Housing and social care leader Paul Edie, who was continually heckled from the public galleries, today bemoaned the "bad tempered" and "personal" nature of the debate, and warned that the council could now have to find urgent savings elsewhere and even face legal action over the decision, but opposition councillors hailed the result, which came about after Conservative councillors sided with Labour and the Greens.
The opposition groups won by one vote after Lib Dem councillor Gary Peacock withdrew from the vote because he has a financial interest as an employee of one of the existing providers.
Cllr Leslie Hinds, health and social care spokeswoman for the Labour group on the city council, said: "Common sense has prevailed and the majority of the council has listened to what users and carers have told us."
The decision means the re-tendering has been put on hold until further details on issues including direct payments, where clients are given money by the council to take the employment of carers into their own hands, and the legal ramifications will be discussed at a finance meeting.

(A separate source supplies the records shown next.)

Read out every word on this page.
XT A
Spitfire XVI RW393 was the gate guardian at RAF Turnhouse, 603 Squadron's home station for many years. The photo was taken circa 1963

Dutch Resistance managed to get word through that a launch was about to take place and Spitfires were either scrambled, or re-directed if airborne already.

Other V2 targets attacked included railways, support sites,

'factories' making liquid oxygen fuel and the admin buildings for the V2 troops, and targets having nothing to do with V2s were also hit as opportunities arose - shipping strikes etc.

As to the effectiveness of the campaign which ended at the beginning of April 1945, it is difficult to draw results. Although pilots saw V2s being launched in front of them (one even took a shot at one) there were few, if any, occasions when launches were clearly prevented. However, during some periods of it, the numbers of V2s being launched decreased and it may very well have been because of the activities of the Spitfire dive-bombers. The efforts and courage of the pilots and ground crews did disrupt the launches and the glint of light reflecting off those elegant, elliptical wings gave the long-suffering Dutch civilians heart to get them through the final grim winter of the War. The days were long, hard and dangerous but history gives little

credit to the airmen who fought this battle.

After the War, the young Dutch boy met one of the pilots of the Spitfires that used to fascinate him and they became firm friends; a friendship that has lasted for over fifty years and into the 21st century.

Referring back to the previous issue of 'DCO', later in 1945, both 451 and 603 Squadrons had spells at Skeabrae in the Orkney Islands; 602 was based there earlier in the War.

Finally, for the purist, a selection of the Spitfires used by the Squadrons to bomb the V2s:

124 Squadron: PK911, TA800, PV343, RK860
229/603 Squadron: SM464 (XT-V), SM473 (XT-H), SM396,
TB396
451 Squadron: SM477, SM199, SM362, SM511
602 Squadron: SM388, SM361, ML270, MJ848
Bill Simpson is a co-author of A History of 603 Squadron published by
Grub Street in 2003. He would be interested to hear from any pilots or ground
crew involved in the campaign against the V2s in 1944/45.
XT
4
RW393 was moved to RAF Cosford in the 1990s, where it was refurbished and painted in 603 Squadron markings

Under council standing orders, the finance committee will have to be provided with evidence of a "material change of circumstances" to enable it to overturn yesterday's full council decision.
Cllr Edie said that he doesn't know if it will be possible to allow the tenders, due to be finalised by 5 December, to go ahead.
He said cancelling them now means 600,000 of other budget savings will have to be found before next April.
Green councillor Maggie Chapman, whose finance committee amendment led to the matter going to full council, said: "Going out to tender is just not necessary. Across the UK, it's been shown not to be the most effective way."
Earlier, nearly a dozen presentations were made by care clients. A special sound system had to be set up in another room for more than 150 people who weren't able to get into the main chamber.
Among those who spoke at the meeting were two sisters whose mother suffers from mental health problems, representative groups, deaf and disabled people and others with learning disabilities.
Douglas Kerr, a committee member of Share Scotland, said: "Some of these providers are like own-brand beans in supermarkets. Yes they are beans, but only just, and you wouldn't want to put up with them every day."